- Theatrical poster for One Minute to Nine
- Directed by: Tommy Davis
- Written by: Tommy Davis
- Produced by: Jaime Davila
- Starring: Wendy Maldonado
- Cinematography: Tommy Davis
- Edited by: Luis de Leon Geof Bartz (Every F---ing Day of My Life)
- Music by: Leonardo Heiblum Jacobo Lieberman
- Production company: Quinto Malo Films
- Distributed by: HBO Documentary Films
- Release dates: August 5, 2007 (Locarno Film Festival); July 24, 2009 (United States);
- Running time: 83 minutes
- Country: United States
- Language: English

= One Minute to Nine =

One Minute to Nine is a 2007 documentary film written and directed by Tommy Davis and produced by Quinto Malo Films.

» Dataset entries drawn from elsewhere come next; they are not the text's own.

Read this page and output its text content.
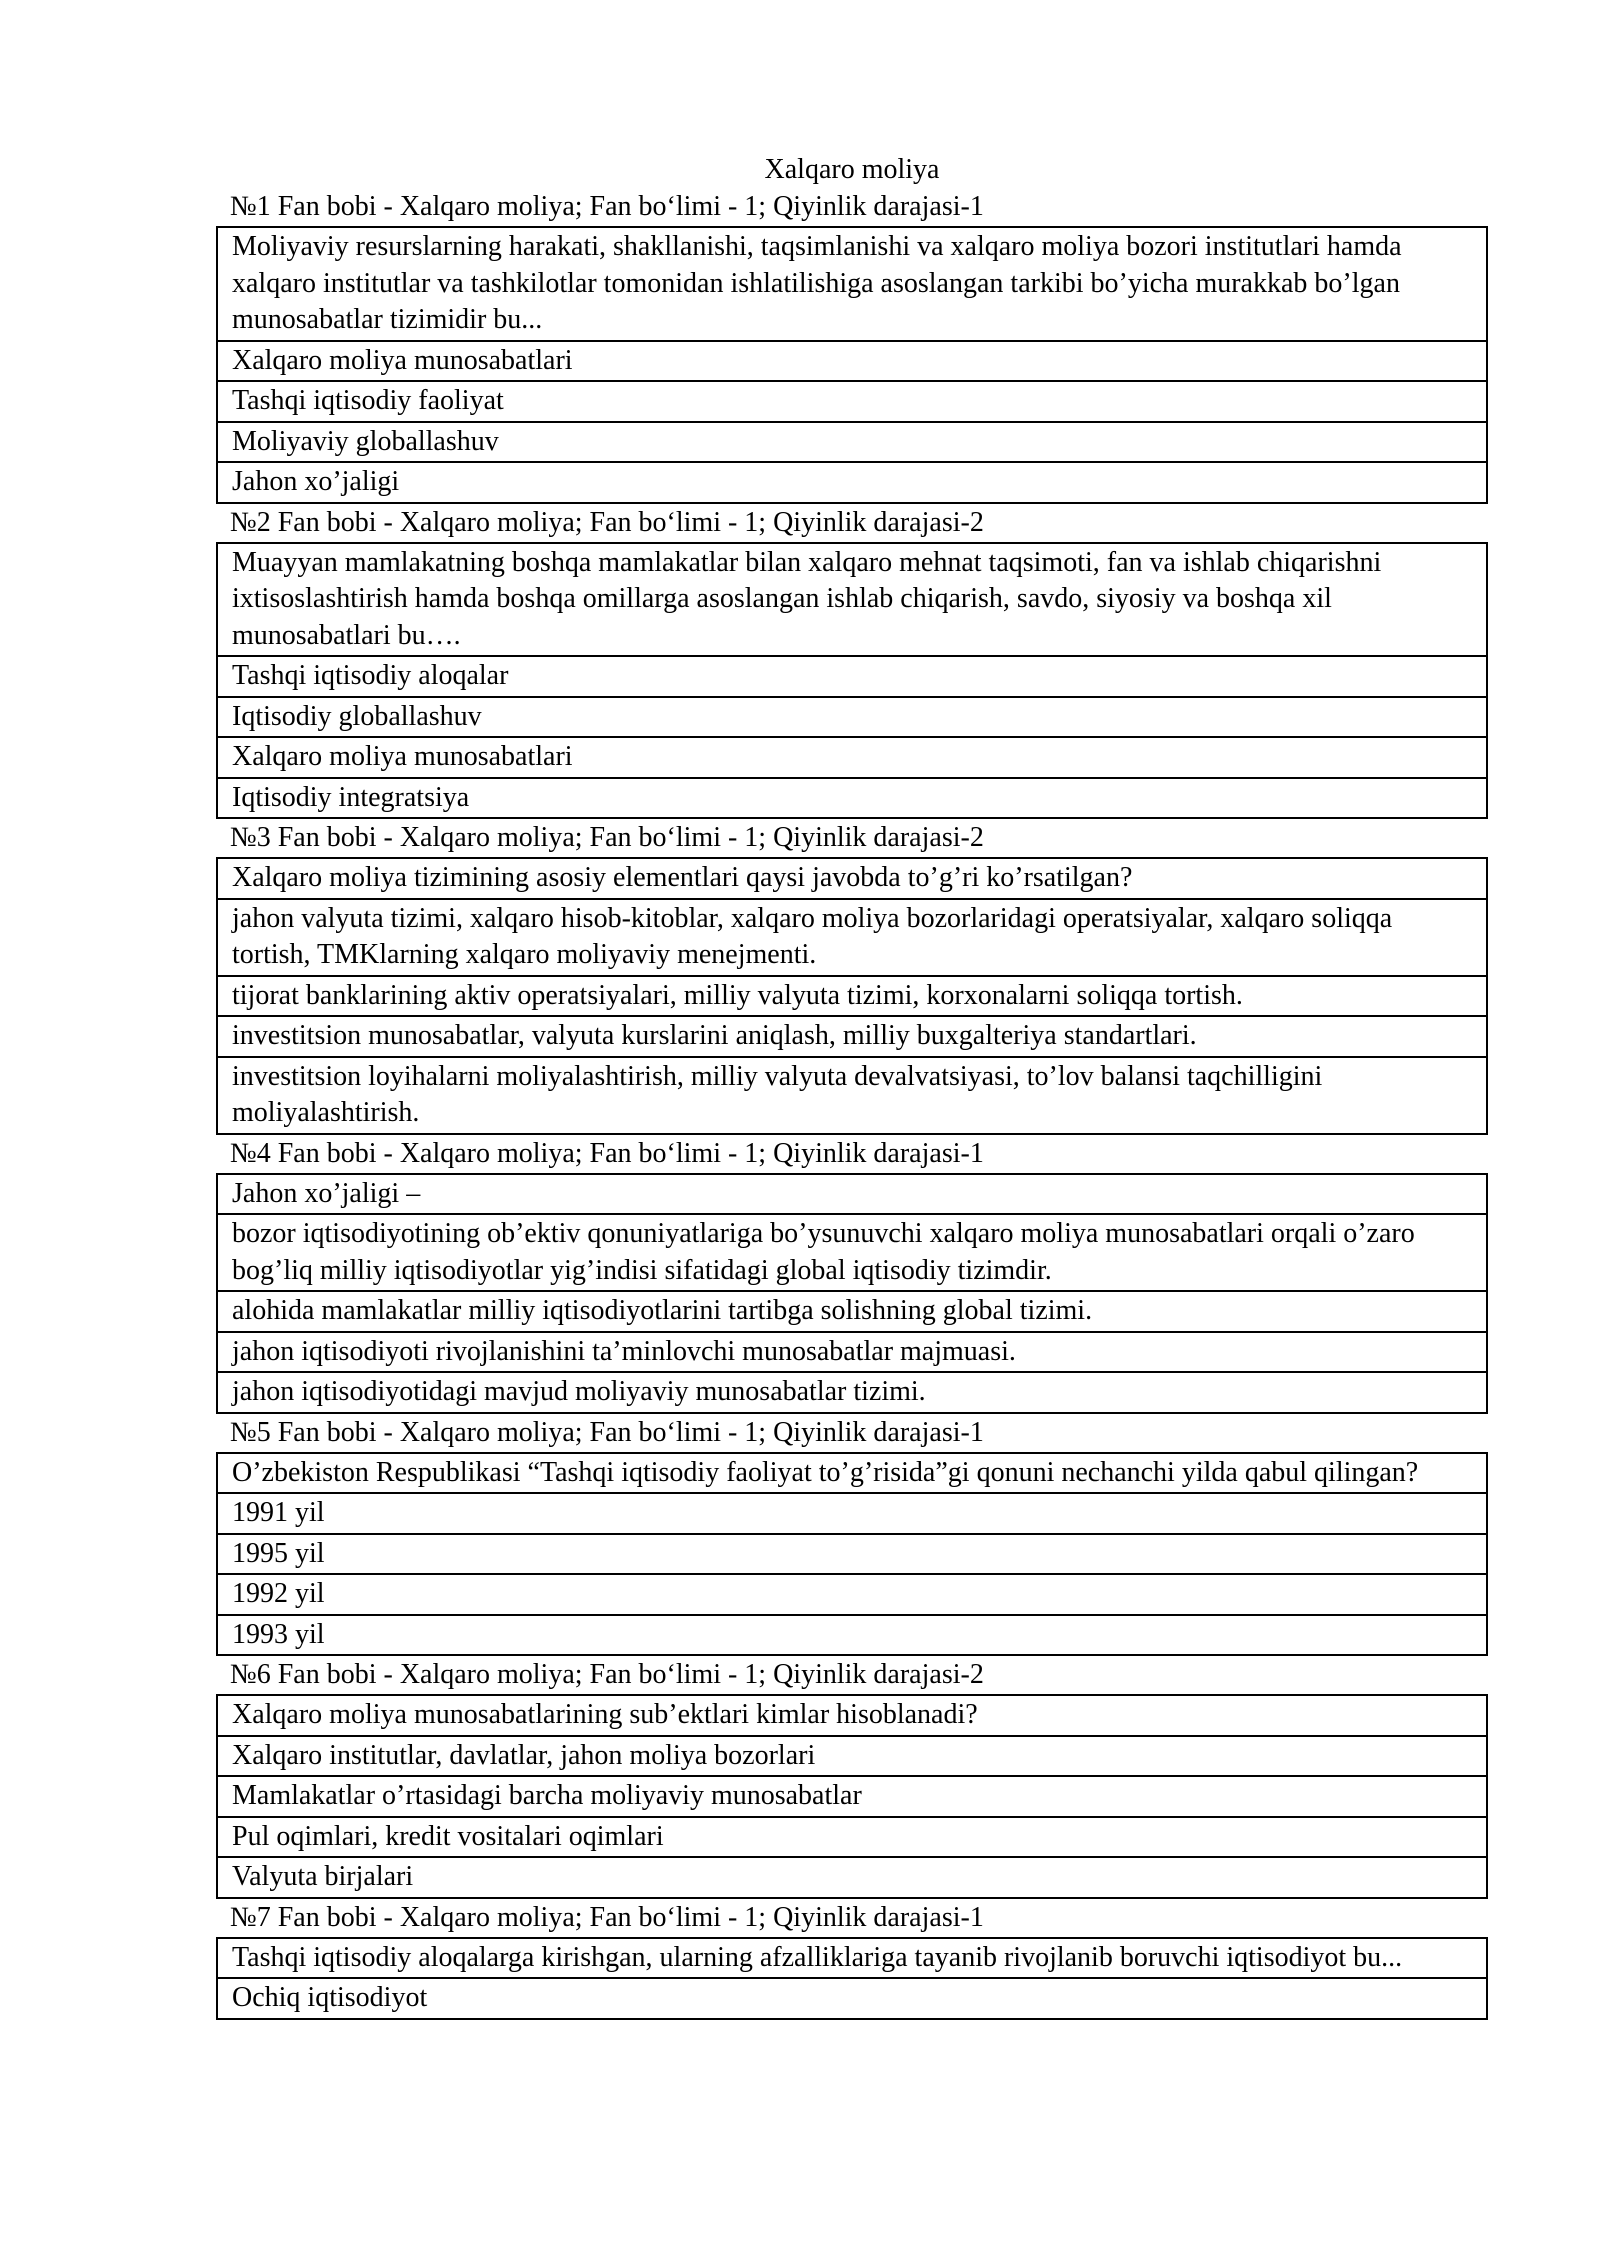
Xalqaro moliya
№1 Fan bobi - Xalqaro moliya; Fan bo‘limi - 1; Qiyinlik darajasi-1
Moliyaviy resurslarning harakati, shakllanishi, taqsimlanishi va xalqaro moliya bozori institutlari hamda xalqaro institutlar va tashkilotlar tomonidan ishlatilishiga asoslangan tarkibi bo’yicha murakkab bo’lgan munosabatlar tizimidir bu...
Xalqaro moliya munosabatlari
Tashqi iqtisodiy faoliyat
Moliyaviy globallashuv
Jahon xo’jaligi
№2 Fan bobi - Xalqaro moliya; Fan bo‘limi - 1; Qiyinlik darajasi-2
Muayyan mamlakatning boshqa mamlakatlar bilan xalqaro mehnat taqsimoti, fan va ishlab chiqarishni ixtisoslashtirish hamda boshqa omillarga asoslangan ishlab chiqarish, savdo, siyosiy va boshqa xil munosabatlari bu….
Tashqi iqtisodiy aloqalar
Iqtisodiy globallashuv
Xalqaro moliya munosabatlari
Iqtisodiy integratsiya
№3 Fan bobi - Xalqaro moliya; Fan bo‘limi - 1; Qiyinlik darajasi-2
Xalqaro moliya tizimining asosiy elementlari qaysi javobda to’g’ri ko’rsatilgan?
jahon valyuta tizimi, xalqaro hisob-kitoblar, xalqaro moliya bozorlaridagi operatsiyalar, xalqaro soliqqa tortish, TMKlarning xalqaro moliyaviy menejmenti.
tijorat banklarining aktiv operatsiyalari, milliy valyuta tizimi, korxonalarni soliqqa tortish.
investitsion munosabatlar, valyuta kurslarini aniqlash, milliy buxgalteriya standartlari.
investitsion loyihalarni moliyalashtirish, milliy valyuta devalvatsiyasi, to’lov balansi taqchilligini moliyalashtirish.
№4 Fan bobi - Xalqaro moliya; Fan bo‘limi - 1; Qiyinlik darajasi-1
Jahon xo’jaligi –
bozor iqtisodiyotining ob’ektiv qonuniyatlariga bo’ysunuvchi xalqaro moliya munosabatlari orqali o’zaro bog’liq milliy iqtisodiyotlar yig’indisi sifatidagi global iqtisodiy tizimdir.
alohida mamlakatlar milliy iqtisodiyotlarini tartibga solishning global tizimi.
jahon iqtisodiyoti rivojlanishini ta’minlovchi munosabatlar majmuasi.
jahon iqtisodiyotidagi mavjud moliyaviy munosabatlar tizimi.
№5 Fan bobi - Xalqaro moliya; Fan bo‘limi - 1; Qiyinlik darajasi-1
O’zbekiston Respublikasi “Tashqi iqtisodiy faoliyat to’g’risida”gi qonuni nechanchi yilda qabul qilingan?
1991 yil
1995 yil
1992 yil
1993 yil
№6 Fan bobi - Xalqaro moliya; Fan bo‘limi - 1; Qiyinlik darajasi-2
Xalqaro moliya munosabatlarining sub’ektlari kimlar hisoblanadi?
Xalqaro institutlar, davlatlar, jahon moliya bozorlari
Mamlakatlar o’rtasidagi barcha moliyaviy munosabatlar
Pul oqimlari, kredit vositalari oqimlari
Valyuta birjalari
№7 Fan bobi - Xalqaro moliya; Fan bo‘limi - 1; Qiyinlik darajasi-1
Tashqi iqtisodiy aloqalarga kirishgan, ularning afzalliklariga tayanib rivojlanib boruvchi iqtisodiyot bu...
Ochiq iqtisodiyot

It was later re-edited and screened on HBO as Every F---ing Day of My Life. The film chronicles the last five days of freedom for Wendy Maldonado before she and her son are sentenced for the manslaughter death of her husband and explores the years of domestic abuse the family experienced prior to his death.

==Background==
In May 2005, in Grants Pass, Oregon, Wendy Maldonado was arrested and charged with the murder of her husband, Aaron. According to Wendy Maldonado, the incident took place after almost 20 years of violent domestic abuse committed by Aaron against his wife and their four sons. Days later her eldest son, Randall (known as Randy), was arrested for his part in the killing. In 2006, a plea bargain led Wendy and Randy to plead guilty to the reduced charges of manslaughter. Wendy was sentenced to 120 months imprisonment and Randy to 75 months imprisonment. Before sentencing, Randy was detained in jail while Wendy was allowed home on bail to take care of her other three children.

The film follows Wendy in the final days before she begins her sentence and includes home video footage of the family over the years of the Maldonado's marriage, and interviews with friends, family members and neighbors, some of whom witnessed the domestic abuse.

==Release==
One Minute to Nine was screened at the 2007 Locarno International Film Festival in Switzerland, where it received Special Mention for Best Feature Length Documentary. The film was later re-edited by Geof Bartz for HBO Documentary Films and retitled it Every F-ing Day of My Life. The new title was drawn from the telephone call to emergency services that Wendy made immediately after killing Aaron. When asked by the operator if her husband had abused her, Wendy responded "every fucking day of my life". The re-edited documentary was screened on HBO on December 14, 2009.